Алексей отвел руку и, глядя ему прямо в глаза, спросил:

— Ты?!

— Ты это о чем? — глаза Носова забегали. Рука поползла в карман.

— Ты?! — повторил Леонов.

— Носов бросился к двери. Выглянул наружу. Плотно прикрыл ее, резко повернулся к Леонову.

— Тебе чего надо? Ты чего добиваешься? — тихо и зло сказал Носов. Лицо его побелело. Куда только девалось его вечное самодовольство. — Денег надо? Дам. Зависть берет, как живу? Сам соображай. Тебе ли не жить! Я найду людей. Они тебя озолотят. И кого ты жалеешь? Кого? Этих обманщиков? Этих шкуродеров? А как сам живешь? Хуже безработного. Как тебя жена не выгонит! Ты же дурак! Дурак! — губы Носова дрожали. Волосы упали на вспотевший лоб. Он резким движением отбросил их назад.

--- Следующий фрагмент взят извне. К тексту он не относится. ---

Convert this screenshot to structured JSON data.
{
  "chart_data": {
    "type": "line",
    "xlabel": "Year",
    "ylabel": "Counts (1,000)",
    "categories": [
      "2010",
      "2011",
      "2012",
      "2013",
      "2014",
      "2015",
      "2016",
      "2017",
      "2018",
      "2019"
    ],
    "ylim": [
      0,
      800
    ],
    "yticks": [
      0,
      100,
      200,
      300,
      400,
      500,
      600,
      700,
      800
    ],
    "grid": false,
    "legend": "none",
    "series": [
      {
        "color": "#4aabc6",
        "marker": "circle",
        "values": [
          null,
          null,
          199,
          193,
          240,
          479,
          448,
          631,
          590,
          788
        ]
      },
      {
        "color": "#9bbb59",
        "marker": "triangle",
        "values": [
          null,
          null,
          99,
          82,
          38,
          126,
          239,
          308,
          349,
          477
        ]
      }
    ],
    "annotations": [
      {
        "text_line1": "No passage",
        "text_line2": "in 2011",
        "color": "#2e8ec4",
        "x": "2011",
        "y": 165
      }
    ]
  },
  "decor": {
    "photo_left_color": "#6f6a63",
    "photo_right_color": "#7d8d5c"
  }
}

— И все, что ты думаешь, недоказуемо! Слышишь? Недоказуемо! Тебе дадут отступного. Слышишь? Еще раз повторяю. Много дадут… «Ладу». Хочешь — дачу. Только не глупи. Лови фарт. Будь умницей. Время не то. Посмотри вокруг. Сейчас все рвут, все тянут к себе. И бери, бери.

Носов подошел вплотную к Леонову. Он тяжело дышал. По лицу бежали струйки пота. Леонов стоял неподвижно, только лицо его бледнело все больше и больше. А Носов наступал:

— Сейчас все продается. Должности, бабы, девки, совесть, честь…

— Ни совесть, ни честь продать нельзя.

Леонов резко повернулся и, не оглядываясь, пошел по коридору.

На резкий, какой-то требовательный стук в дверь Мухамедзянов ответил отрывистым «да». На пороге стоял Леонов.

— А, артист, проходи!

XXVIII

XXVIII

Леонов шел медленно знакомой дорогой. Когда Аленка добежала до того места, где совсем недавно произошла памятная встреча, майор невольно оглянулся. Но тотчас укорил себя за слабость, усмехнулся.

— Доченька, иди сюда.

— Сейчас, папа, — откликнулась Аленка, но и не думала возвращаться.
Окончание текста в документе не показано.